AbstractsComputer Science

Towards Large Scale Summarization

by Janara Maria Christensen




Institution: University of Washington
Department:
Degree: PhD
Year: 2015
Keywords: ; Computer science
Record ID: 2060246
Full text PDF: http://hdl.handle.net/1773/27448


Abstract

As the Internet grows and information is increasingly available, it is more and more difficult to understand what is most important without becoming overwhelmed by details. We need systems which can organize this information and present it in a coherent fashion. These systems should also be flexible, enabling the user to tailor the results to his or her own needs. Current solutions such as summarization are static and lack coherent organization. Even structured solutions such as timelines are inflexible. These problems become increasingly important as the size of the information grows. I propose a new approach to scaling up summarization called hierarchical summarization, which emphasizes organization and flexibility. In a hierarchical summary, the top level gives the most general overview of the information, and each subsequent level gives more detail.
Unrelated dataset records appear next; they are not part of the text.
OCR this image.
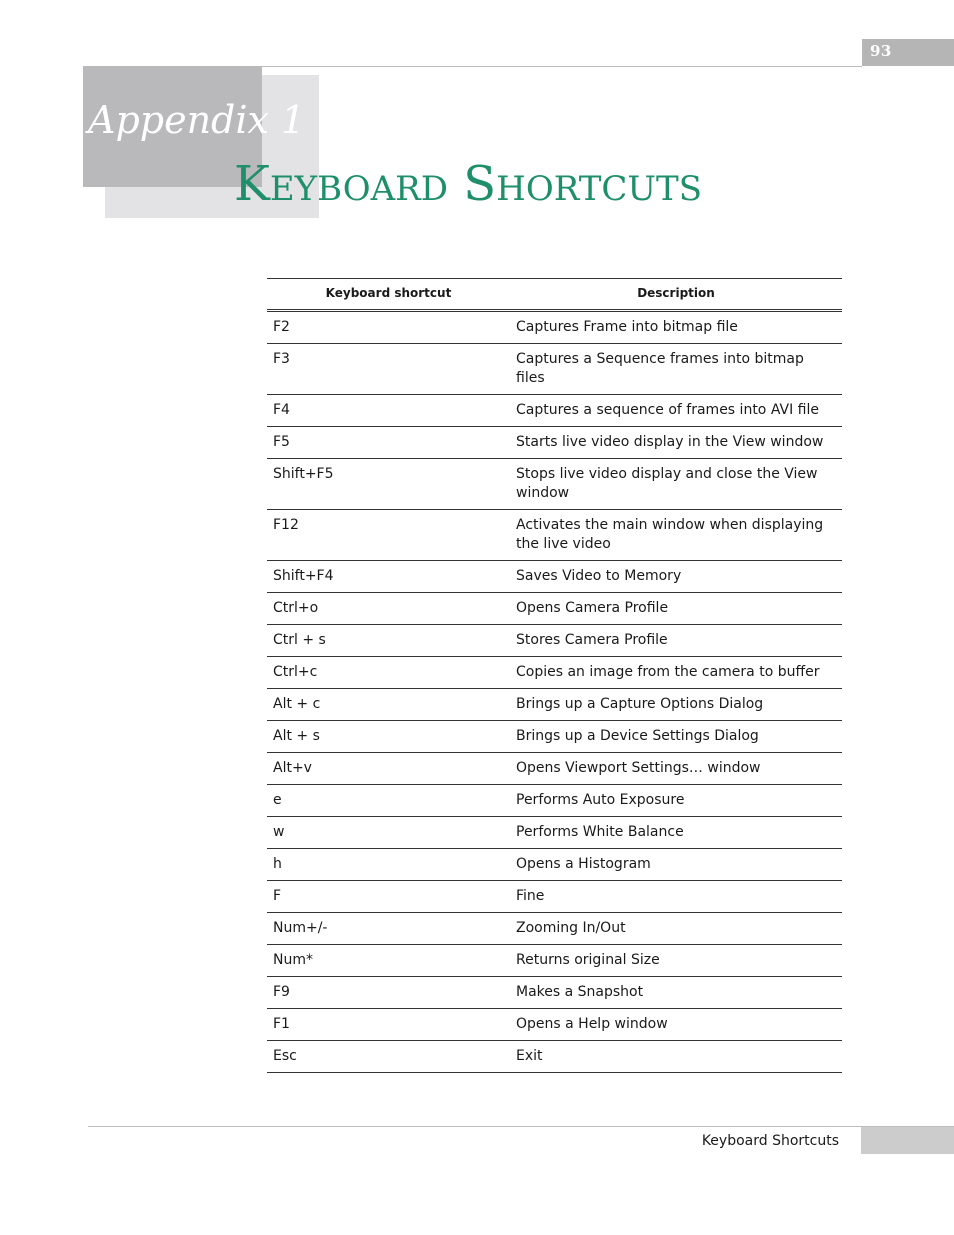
93
Appendix 1
Keyboard Shortcuts
Keyboard shortcut	Description
F2	Captures Frame into bitmap file
F3	Captures a Sequence frames into bitmap files
F4	Captures a sequence of frames into AVI file
F5	Starts live video display in the View window
Shift+F5	Stops live video display and close the View window
F12	Activates the main window when displaying the live video
Shift+F4	Saves Video to Memory
Ctrl+o	Opens Camera Profile
Ctrl + s	Stores Camera Profile
Ctrl+c	Copies an image from the camera to buffer
Alt + c	Brings up a Capture Options Dialog
Alt + s	Brings up a Device Settings Dialog
Alt+v	Opens Viewport Settings… window
e	Performs Auto Exposure
w	Performs White Balance
h	Opens a Histogram
F	Fine
Num+/-	Zooming In/Out
Num*	Returns original Size
F9	Makes a Snapshot
F1	Opens a Help window
Esc	Exit
Keyboard Shortcuts
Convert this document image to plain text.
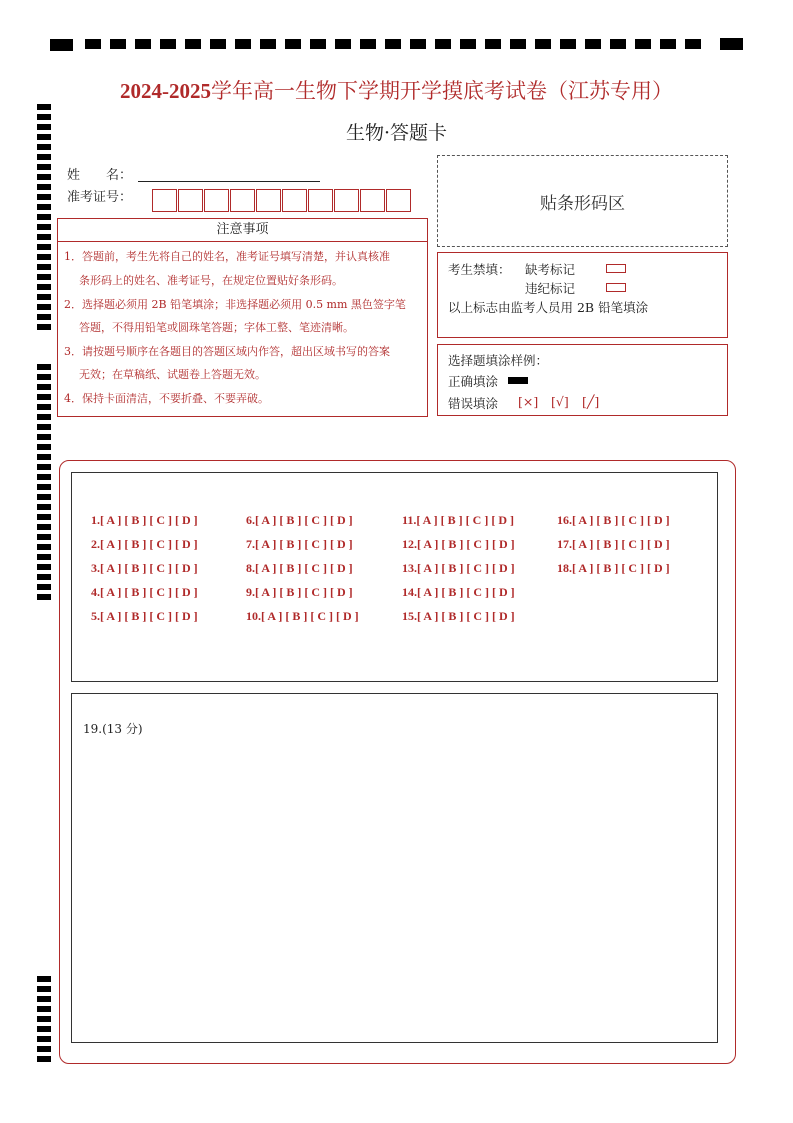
2024-2025学年高一生物下学期开学摸底考试卷（江苏专用）
生物·答题卡
姓　　名：
准考证号：	贴条形码区
注意事项
1．答题前，考生先将自己的姓名，准考证号填写清楚，并认真核准
条形码上的姓名、准考证号，在规定位置贴好条形码。
2．选择题必须用 2B 铅笔填涂；非选择题必须用 0.5 mm 黑色签字笔
答题，不得用铅笔或圆珠笔答题；字体工整、笔迹清晰。
3．请按题号顺序在各题目的答题区域内作答，超出区域书写的答案
无效；在草稿纸、试题卷上答题无效。
4．保持卡面清洁，不要折叠、不要弄破。
考生禁填： 缺考标记
违纪标记
以上标志由监考人员用 2B 铅笔填涂
选择题填涂样例：
正确填涂
错误填涂 [×] [√] [╱]
1.[ A ] [ B ] [ C ] [ D ]
2.[ A ] [ B ] [ C ] [ D ]
3.[ A ] [ B ] [ C ] [ D ]
4.[ A ] [ B ] [ C ] [ D ]
5.[ A ] [ B ] [ C ] [ D ]
6.[ A ] [ B ] [ C ] [ D ]
7.[ A ] [ B ] [ C ] [ D ]
8.[ A ] [ B ] [ C ] [ D ]
9.[ A ] [ B ] [ C ] [ D ]
10.[ A ] [ B ] [ C ] [ D ]
11.[ A ] [ B ] [ C ] [ D ]
12.[ A ] [ B ] [ C ] [ D ]
13.[ A ] [ B ] [ C ] [ D ]
14.[ A ] [ B ] [ C ] [ D ]
15.[ A ] [ B ] [ C ] [ D ]
16.[ A ] [ B ] [ C ] [ D ]
17.[ A ] [ B ] [ C ] [ D ]
18.[ A ] [ B ] [ C ] [ D ]
19.(13 分)
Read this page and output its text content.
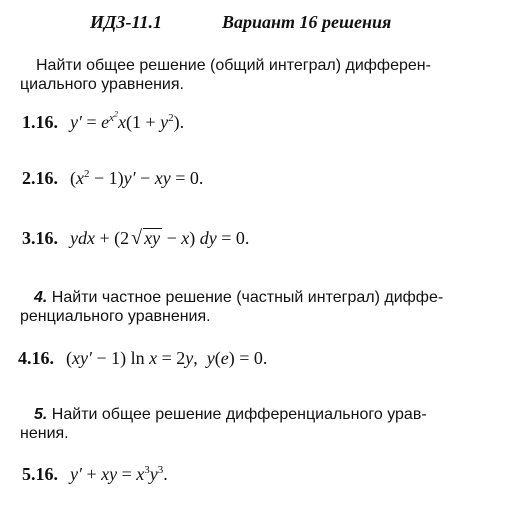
ИДЗ-11.1	Вариант 16 решения
Найти общее решение (общий интеграл) дифферен-
циального уравнения.
1.16. $y' = e^{x^2}x(1 + y^2)$.
2.16. $(x^2 - 1)y'$ − xy = 0.
3.16. ydx + (2 √ xy − x) dy = 0.
4. Найти частное решение (частный интеграл) диффе-
ренциального уравнения.
4.16. (xy′ − 1) ln x = 2y,  y(e) = 0.
5. Найти общее решение дифференциального урав-
нения.
5.16. y′ + xy = $x^3y^3$.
Hierarchical summarization allows the user to understand at a high level the most important information, and then explore what is most interesting to him or her without being overwhelmed by information. In this work, I formalize the characteristics necessary for good hierarchical summaries and provide algorithms to generate them. I perform user studies which demonstrate the value of hierarchical summaries over competing methods on datasets much larger than used for traditional summarization.